Steve is co-author, with Toronto-based podcasting pioneer Donna Papacosta, of the book, The Business of Podcasting: How to Take Your Podcasting Passion from the Personal to the Professional.
In March 2021, he was elected to the board of directors of the New Jersey Chapter of the Society of Professional Journalists, and in July 2021 he was named secretary of the chapter.
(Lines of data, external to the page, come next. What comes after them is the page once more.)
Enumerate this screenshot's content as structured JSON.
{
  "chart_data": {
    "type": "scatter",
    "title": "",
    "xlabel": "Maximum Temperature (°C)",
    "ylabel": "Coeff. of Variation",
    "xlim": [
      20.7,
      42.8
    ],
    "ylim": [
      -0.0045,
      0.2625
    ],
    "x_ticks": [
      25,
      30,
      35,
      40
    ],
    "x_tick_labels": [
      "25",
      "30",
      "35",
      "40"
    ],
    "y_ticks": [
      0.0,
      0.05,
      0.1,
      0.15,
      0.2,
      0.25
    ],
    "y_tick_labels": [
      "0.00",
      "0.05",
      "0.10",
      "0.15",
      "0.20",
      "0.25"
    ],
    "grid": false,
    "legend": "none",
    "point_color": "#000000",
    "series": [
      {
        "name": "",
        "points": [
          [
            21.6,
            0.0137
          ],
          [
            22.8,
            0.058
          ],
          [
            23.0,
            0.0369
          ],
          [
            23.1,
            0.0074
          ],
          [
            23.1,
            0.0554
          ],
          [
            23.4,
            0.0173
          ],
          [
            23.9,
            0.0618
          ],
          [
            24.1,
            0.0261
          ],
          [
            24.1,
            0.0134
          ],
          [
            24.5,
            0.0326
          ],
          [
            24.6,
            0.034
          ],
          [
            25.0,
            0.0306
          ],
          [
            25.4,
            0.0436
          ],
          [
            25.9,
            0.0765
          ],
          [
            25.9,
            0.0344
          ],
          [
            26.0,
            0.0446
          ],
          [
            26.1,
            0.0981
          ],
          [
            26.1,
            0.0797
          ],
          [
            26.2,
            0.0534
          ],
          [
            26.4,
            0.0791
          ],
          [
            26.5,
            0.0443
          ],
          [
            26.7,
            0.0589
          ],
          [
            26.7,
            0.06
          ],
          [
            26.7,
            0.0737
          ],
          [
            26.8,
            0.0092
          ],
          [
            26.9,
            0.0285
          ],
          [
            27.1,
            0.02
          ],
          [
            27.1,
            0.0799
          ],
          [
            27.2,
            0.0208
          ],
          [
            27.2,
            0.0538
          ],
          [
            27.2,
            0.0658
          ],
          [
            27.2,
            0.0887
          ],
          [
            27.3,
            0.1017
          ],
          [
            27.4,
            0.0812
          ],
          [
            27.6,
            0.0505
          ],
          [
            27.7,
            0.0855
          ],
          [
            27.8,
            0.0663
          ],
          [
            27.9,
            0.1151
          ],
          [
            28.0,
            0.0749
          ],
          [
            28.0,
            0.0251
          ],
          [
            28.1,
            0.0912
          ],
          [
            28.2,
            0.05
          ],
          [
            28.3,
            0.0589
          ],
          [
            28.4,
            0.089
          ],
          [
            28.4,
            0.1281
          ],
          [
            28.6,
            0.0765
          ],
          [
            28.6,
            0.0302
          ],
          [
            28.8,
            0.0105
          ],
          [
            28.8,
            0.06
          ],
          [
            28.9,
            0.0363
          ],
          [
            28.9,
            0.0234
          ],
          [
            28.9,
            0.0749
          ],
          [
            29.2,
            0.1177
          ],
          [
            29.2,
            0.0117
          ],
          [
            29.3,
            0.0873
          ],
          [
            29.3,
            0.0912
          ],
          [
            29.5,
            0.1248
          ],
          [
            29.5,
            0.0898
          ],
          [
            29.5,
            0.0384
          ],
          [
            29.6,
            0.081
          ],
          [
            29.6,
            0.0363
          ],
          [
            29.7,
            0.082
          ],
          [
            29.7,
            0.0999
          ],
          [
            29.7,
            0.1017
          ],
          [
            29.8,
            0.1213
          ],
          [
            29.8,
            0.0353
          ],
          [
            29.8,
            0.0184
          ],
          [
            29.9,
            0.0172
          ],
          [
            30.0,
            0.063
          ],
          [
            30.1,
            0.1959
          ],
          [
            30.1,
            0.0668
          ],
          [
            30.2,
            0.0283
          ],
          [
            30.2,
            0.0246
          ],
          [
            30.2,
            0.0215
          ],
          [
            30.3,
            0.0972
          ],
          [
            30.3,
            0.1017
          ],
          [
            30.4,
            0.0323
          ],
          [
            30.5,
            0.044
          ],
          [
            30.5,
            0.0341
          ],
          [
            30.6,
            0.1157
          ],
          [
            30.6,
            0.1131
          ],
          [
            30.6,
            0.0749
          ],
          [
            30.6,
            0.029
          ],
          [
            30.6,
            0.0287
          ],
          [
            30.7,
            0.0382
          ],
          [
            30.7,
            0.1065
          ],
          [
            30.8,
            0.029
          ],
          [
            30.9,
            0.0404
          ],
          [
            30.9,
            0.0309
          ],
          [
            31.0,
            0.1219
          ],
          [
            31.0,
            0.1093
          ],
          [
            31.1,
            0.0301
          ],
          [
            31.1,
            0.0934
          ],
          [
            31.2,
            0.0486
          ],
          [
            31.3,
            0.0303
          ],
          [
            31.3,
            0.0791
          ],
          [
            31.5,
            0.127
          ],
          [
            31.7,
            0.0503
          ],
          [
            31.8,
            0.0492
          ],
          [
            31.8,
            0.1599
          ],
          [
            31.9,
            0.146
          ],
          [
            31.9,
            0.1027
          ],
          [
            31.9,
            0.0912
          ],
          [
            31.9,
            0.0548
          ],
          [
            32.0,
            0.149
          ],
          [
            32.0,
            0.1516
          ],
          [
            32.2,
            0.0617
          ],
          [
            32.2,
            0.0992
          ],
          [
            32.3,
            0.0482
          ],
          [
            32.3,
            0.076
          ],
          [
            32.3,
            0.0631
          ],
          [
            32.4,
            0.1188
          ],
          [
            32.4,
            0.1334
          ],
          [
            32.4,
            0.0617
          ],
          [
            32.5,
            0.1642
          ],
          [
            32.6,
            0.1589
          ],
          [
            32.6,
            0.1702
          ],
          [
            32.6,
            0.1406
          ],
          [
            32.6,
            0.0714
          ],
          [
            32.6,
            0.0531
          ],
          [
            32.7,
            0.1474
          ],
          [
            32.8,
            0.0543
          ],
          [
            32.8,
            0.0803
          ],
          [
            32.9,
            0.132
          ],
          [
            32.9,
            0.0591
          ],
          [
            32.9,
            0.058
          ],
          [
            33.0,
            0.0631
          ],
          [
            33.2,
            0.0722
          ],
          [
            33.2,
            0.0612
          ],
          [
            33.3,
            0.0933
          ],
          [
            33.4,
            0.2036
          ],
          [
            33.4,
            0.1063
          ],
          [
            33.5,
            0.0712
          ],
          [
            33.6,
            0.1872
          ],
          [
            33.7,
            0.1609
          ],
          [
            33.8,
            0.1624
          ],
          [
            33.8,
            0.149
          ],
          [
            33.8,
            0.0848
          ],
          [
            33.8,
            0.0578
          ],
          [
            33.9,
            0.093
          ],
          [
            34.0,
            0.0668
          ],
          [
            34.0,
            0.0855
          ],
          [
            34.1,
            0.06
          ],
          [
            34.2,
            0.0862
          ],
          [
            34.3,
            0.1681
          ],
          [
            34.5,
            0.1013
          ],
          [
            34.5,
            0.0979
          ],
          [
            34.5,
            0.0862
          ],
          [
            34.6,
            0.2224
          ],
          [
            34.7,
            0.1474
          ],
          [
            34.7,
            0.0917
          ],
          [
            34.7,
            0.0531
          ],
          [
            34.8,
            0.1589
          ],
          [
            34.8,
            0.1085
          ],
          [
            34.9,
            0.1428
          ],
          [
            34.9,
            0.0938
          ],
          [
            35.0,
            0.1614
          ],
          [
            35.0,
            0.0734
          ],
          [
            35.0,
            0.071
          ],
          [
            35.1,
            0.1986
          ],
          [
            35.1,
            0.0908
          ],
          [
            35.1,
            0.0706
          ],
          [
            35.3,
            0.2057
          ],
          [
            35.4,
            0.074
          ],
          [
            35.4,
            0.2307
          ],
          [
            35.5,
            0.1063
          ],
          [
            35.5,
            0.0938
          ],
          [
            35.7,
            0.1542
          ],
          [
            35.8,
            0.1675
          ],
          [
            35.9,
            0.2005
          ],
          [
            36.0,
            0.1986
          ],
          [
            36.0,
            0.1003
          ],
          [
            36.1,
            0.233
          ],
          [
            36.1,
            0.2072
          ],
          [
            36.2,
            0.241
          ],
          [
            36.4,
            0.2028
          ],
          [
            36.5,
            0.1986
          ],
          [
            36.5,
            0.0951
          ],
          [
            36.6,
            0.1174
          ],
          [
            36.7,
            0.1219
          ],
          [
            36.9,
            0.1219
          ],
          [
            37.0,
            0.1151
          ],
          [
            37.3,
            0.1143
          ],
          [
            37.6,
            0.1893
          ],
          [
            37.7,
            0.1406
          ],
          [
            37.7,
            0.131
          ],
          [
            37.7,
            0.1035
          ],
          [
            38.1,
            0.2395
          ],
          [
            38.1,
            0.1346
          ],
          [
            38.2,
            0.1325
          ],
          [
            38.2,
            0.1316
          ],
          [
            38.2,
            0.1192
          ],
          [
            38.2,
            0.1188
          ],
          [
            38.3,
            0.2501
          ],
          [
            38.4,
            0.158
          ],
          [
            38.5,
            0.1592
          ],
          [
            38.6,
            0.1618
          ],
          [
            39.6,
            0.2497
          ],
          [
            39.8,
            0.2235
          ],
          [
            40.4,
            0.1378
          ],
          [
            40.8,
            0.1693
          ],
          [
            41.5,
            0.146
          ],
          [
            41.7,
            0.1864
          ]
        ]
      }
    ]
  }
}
In August 2021, he was honored by SPJ with one of the organization’s 2021 Howard S. Dubin Outstanding Pro Member Awards, given to regular members of an SPJ chapter who go above and beyond in serving their chapter.
Steve has been the computer columnist for the Jewish Community Voice of Southern New Jersey, since 1996.
Steve also has reported on-camera and produces virtual conferences for NJSpotlightNews.org, a public policy news coverage website focused on New Jersey government and industry; and for clients of StateBroadcastNews.com, a division of The Lubetkin Media Companies LLC.
From May-November 2019, he produced and reported a weekly podcast, The CRE News Hour, a news and features program focusing on the commercial real estate industry.
From 2014 to 2019 he was New Jersey and Philadelphia editor for GlobeSt.com and filled in covering Chicago/Midwest and Atlanta.
Steve has also served (from August 2017 to March 2018) as national broadcast news correspondent for CEOReport.com, a news website focused on practical advice for senior executives in small- and medium-sized companies.
Earlier in his career, Steve reported on rock music at the Jersey Shore for the Asbury Park Press, and was a broadcast news anchor and production engineer for WJLK-AM & FM, then owned by the Press. He also worked as a general assignment reporter for the Red Bank Register, Shrewsbury, NJ.